DÉCISION SUR LA SUÈDE

Voici les points saillants du discours d'Akşener :

« Le gouvernement continue malheureusement d'utiliser chaque élément de politique étrangère comme un outil de politique intérieure. L'adhésion de la Suède à l'OTAN en est un exemple. M. Erdoğan avait déclaré auparavant : "Hé la Suède, ne perds pas ton temps". Au final, le gouvernement a signé le protocole d'adhésion. Ils ont d'abord tonné et grondé, puis ils ont apposé leur signature. N'avons-nous pas vécu la même chose avec l'affaire du pasteur Brunson ?

En tant qu'opposition responsable, nous lançons un appel. Nous ne sommes pas opposés à l'élargissement de l'OTAN. Pour cela, nous demandons immédiatement une discussion au sein de notre noble Parlement. Venez, faisons fonctionner les processus démocratiques et prenons les décisions ensemble. »

« VENEZ NOUS ARRÊTER AUSSI »

La dirigeante du Bon Parti, Akşener, a réagi à l'arrestation des rédacteurs et rédacteurs en chef d'Ajans Muhbir et d'Aykırı. Akşener a déclaré ce qui suit :

« En tant qu'İYİ Parti, nous lutterons jusqu'au bout contre ceux qui présentent le nationalisme turc comme du racisme. Si le nationalisme turc doit être considéré comme un crime, alors nous sommes aussi des nationalistes turcs. Nous sommes aussi coupables. Nous sommes honorés d'être complices de ce crime. Venez nous arrêter aussi. Arrêtez-nous pour voir, je vous mets au défi. Je n'ai même pas d'immunité parlementaire. »

« NETANYAHOU EST UN CRIMINEL DE GUERRE »

Réagissant également aux attaques d'Israël contre Gaza, Akşener a déclaré :

« Israël a transformé Gaza en un véritable champ de tir. Plus de 4 000 civils palestiniens sont morts. Des enfants ont été massacrés entre les mains de Netanyahou. Un conflit ne peut être aussi déshonorant, aussi ignoble. Les faits doivent être exprimés dans toute leur nudité. Et ce fait est que Netanyahou est un criminel de guerre, un tueur de bébés. Le terrorisme de Netanyahou et le terrorisme du Hamas, qui tue des jeunes lors d'un festival de musique, sont identiques. Il doit être traité comme un terroriste. Des crimes de guerre sont commis à Gaza. Le président américain soutient Netanyahou. Les États-Unis, symbole autoproclamé de l'égalité, parrainent ouvertement le massacre de civils le plus sauvage du siècle. »

APPEL À L'OCCIDENT

Je souhaite lancer un appel, en particulier aux pays occidentaux. Comme ce fut le cas par le passé à Auschwitz ou à Srebrenica, le fait que l'oppresseur vienne de vos rangs ne change rien à l'existence de l'oppression. Cessez vos efforts pour légitimer le massacre.

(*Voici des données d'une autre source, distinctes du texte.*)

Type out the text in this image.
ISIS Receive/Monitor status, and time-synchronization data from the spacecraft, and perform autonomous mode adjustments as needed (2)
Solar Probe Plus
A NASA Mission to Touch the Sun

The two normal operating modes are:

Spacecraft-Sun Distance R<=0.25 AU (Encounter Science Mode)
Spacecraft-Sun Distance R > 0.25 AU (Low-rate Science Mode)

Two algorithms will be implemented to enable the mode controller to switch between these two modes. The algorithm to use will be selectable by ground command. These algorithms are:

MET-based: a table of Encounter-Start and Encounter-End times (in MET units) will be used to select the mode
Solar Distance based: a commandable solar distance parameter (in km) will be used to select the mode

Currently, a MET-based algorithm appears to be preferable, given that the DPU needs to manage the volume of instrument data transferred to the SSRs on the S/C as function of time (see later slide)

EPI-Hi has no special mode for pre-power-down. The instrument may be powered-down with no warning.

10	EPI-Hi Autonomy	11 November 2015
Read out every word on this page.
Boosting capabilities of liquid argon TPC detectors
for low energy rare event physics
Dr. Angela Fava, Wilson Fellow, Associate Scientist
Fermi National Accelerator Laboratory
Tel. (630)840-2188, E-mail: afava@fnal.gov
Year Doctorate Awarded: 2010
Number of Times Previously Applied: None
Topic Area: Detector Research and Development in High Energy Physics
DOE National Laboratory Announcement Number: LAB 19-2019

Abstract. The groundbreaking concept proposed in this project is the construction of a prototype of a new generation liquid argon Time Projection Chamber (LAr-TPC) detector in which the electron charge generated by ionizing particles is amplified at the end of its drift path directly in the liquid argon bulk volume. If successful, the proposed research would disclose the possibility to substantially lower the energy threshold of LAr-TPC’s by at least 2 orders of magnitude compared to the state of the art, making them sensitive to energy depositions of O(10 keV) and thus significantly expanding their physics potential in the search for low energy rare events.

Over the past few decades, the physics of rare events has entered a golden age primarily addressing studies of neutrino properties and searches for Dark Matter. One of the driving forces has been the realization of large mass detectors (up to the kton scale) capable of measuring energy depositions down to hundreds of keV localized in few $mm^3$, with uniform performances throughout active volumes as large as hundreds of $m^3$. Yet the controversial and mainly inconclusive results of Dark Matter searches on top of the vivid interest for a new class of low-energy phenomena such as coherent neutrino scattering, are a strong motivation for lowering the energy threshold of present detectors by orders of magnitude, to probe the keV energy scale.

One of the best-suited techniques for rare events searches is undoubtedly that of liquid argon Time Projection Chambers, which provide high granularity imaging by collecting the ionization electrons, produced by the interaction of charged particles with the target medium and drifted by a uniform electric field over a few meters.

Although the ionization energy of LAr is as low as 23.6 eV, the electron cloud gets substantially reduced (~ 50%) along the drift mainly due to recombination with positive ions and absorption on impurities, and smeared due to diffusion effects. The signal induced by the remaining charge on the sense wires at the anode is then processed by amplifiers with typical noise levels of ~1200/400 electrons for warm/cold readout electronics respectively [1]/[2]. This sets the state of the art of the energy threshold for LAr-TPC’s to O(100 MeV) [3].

Vous devez au moins adopter envers Netanyahou la même attitude que celle que vous avez montrée envers Poutine en Ukraine. »

« N'AVEZ-VOUS PAS TROUVÉ UN AUTRE JOUR ? »

Enfin, Akşener a critiqué la date choisie par la branche stambouliote de l'AKP pour organiser le « Grand Meeting pour la Palestine » :

« Aujourd'hui, malheureusement, même 100 ans plus tard, il y a encore des gens dans notre pays qui ont un problème avec notre République. Il y a ceux qui se demandent comment faire pour gâcher le centenaire de la République. Hier, il y avait ceux qui restaient alités à chaque 29 octobre, aujourd'hui, il y a ceux qui célèbrent le 29 octobre sans Atatürk. Des choses honteuses sont dites en ce moment, et même par la bouche de députés. Il y a ceux qui organisent un meeting pour la Palestine le 29 octobre. Sans aucune honte, il y a ceux qui tentent d'opposer le drame vécu en Palestine à la République.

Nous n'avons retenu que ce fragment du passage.